# Standard RCA vs digital/video interconnects



## LeeH (Feb 18, 2011)

Here's the background. I am replacing a Denon 3803 with a Marantz sr7005. One of the things this means is that I am also replacing my outlaw solid silver component cables(actually three digital video cables) with hdmi. Now I am also planning to use a separate amp connected to the preouts of the Marantz (the marantz was a real bargain so the AV7005 was not a consideration).

I have a couple of questions:

1. Is there any reason I can't or should not use the silver cables for these interconnects.
2. For this use is there any advantage/disadvantage to using the silver instead of a standard copper rca interconnect.

Iknow the video cables are 75 ohm, and there may also be a difference in capacitance but is there really much difference and does it matter?

thanks for your help.

Lee


----------



## koyaan (Mar 2, 2010)

I've always used matching cables for the 7.1 analog connections, but I don't know that it really needs to be done. The Outlaw interconnects should work just fine, but if the other 4 cabels are copper, I'd be inclined to use the Outlaws for the 3 front channels and the copper for the surrounds.


----------



## LeeH (Feb 18, 2011)

I may be reading too much into your answer but you are referring the to analog connections, I am referring to the connections between the preouts and the input on the outboard amp, likely an Emotiva XPA-5. I have enough of them to have a matched set.


----------



## lcaillo (May 2, 2006)

There should not be a significant difference in capacitance among video cables. At short lengths it really is not that significant for most cables of that are designed for video.

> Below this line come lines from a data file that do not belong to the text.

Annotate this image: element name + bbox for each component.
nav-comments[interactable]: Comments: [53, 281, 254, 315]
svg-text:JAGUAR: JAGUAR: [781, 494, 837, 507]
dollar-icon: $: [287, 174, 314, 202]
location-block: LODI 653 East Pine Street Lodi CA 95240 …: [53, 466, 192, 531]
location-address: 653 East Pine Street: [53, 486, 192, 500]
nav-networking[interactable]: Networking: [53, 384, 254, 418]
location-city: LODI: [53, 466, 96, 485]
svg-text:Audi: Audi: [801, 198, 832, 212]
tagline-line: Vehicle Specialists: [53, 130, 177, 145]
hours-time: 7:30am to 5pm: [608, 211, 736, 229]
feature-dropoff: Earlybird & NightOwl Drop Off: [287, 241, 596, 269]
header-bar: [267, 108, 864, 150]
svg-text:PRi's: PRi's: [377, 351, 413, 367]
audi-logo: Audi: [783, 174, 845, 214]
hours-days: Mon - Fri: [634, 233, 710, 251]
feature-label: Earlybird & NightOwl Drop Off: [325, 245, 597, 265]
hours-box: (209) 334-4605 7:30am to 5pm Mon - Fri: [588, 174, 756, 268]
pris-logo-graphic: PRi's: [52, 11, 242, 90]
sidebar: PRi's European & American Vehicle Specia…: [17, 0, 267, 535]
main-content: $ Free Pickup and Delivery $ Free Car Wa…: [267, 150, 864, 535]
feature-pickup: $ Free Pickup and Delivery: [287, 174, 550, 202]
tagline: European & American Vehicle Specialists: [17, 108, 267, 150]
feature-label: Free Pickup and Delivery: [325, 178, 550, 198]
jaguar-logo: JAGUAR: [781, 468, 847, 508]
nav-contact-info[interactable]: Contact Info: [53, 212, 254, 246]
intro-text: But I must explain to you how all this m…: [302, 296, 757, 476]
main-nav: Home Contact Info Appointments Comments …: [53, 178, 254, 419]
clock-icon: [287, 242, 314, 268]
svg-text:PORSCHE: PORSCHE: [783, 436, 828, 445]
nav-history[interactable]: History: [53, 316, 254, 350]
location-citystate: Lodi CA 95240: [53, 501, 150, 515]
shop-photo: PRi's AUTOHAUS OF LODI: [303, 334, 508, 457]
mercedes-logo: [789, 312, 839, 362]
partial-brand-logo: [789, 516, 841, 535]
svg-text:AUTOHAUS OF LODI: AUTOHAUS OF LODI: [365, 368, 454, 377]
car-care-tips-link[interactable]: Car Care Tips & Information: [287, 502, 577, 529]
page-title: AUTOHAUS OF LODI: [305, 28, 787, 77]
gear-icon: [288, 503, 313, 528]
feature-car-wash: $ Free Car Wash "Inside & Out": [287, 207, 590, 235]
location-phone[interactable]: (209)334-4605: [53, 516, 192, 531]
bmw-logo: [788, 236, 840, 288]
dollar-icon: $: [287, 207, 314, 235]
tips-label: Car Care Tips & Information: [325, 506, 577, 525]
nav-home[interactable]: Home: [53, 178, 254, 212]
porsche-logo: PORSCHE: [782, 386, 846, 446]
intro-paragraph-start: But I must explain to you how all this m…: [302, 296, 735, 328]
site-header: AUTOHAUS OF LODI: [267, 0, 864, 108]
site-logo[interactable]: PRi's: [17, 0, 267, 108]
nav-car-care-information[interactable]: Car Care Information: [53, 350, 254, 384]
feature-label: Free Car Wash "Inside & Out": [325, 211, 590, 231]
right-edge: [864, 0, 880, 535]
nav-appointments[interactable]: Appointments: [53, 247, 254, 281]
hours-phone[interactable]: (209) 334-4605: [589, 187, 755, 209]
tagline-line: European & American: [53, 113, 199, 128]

Certainly some cheap cables may have some issues, but mostly, it won't matter much with decent cables.


----------



## LeeH (Feb 18, 2011)

I understand there would be little difference between "video' cables" but does it matter between video grade RCA's (best way I can think of to put it) and regular old run of the mill RCA's? 

Do I correctly understand there is no reason that I should NOT use the silver Outlaws, to connect the amp to the Marantz preouts? That would mean I do not need to replace them with with standard RCA's


----------